Dia desses, para receber pagamento por um trabalho executado, eu precisava apresentar um número de registro como autônomo. Fui então à Prefeitura, solicitar minha inscrição e saí morrendo de medo de não receber o tal pagamento, pos fui convencido lá de que não existo.
Chegando àquela autarquia (gostaram do termo?), falei com um rapaz muito solícito atrás de um balcão, cuja função é apenas observar as pessoas pegarem umas fichas numeradas e dizer-lhes para dirigirem-se ao balcão ao lado. Falei que queria me inscrever como autônomo e disse-lhe que sou poeta. Ele falou que não podia, que nunca tinha visto um poeta inscrever-se como autônomo.
Fui então falar com o chefe: — Bem, eu quero me inscrever como autônomo. — E o que o Sr. faz? — Eu sou poeta. — Como? Poeta não pode; poeta não existe. Mostrei que eu estava ali, diante dele. E ainda me apalpei para ter certeza. Ele argumentou que sabia que eu existia, mas confirmou que poeta não existe.

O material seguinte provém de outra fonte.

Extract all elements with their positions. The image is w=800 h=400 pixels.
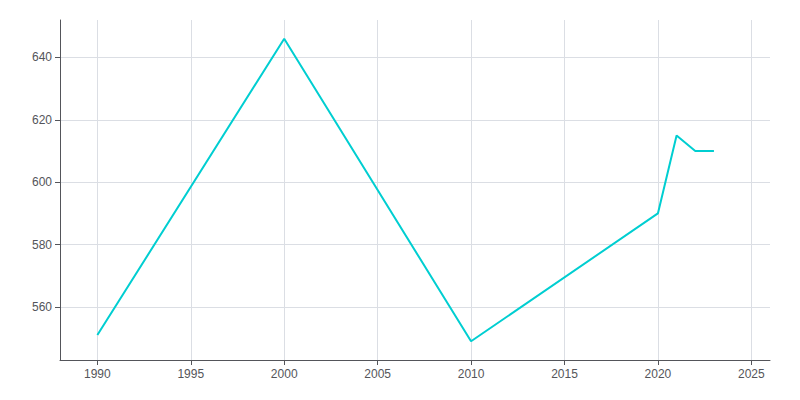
svg-text:580: 580	[32, 238, 52, 252]
svg-text:640: 640	[32, 50, 52, 64]
svg-text:2025: 2025	[738, 367, 765, 381]
svg-text:1990: 1990	[84, 367, 111, 381]
svg-text:2005: 2005	[364, 367, 391, 381]
svg-text:1995: 1995	[177, 367, 204, 381]
svg-text:2020: 2020	[645, 367, 672, 381]
svg-text:560: 560	[32, 300, 52, 314]
svg-text:620: 620	[32, 113, 52, 127]
svg-text:2015: 2015	[551, 367, 578, 381]
svg-text:2000: 2000	[271, 367, 298, 381]
svg-text:600: 600	[32, 175, 52, 189]
svg-text:2010: 2010	[458, 367, 485, 381]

Não é profissão regulamentada. Eu poderia me inscrever como outra coisa. Sugeriu professor ou datilógrafo, que, segundo ele, se aproximava de poeta porque, datilógrafo, datilografava, portanto escrevia, daí concluindo que, se não é a mesma coisa, é muito parecido. Eu contra-argumentei que não podia, pois eu não sou professor, e também não sou datilógrafo. Sou poeta.
E assim ficou. 1x0 para a burocracia. Afinal, eu não existo.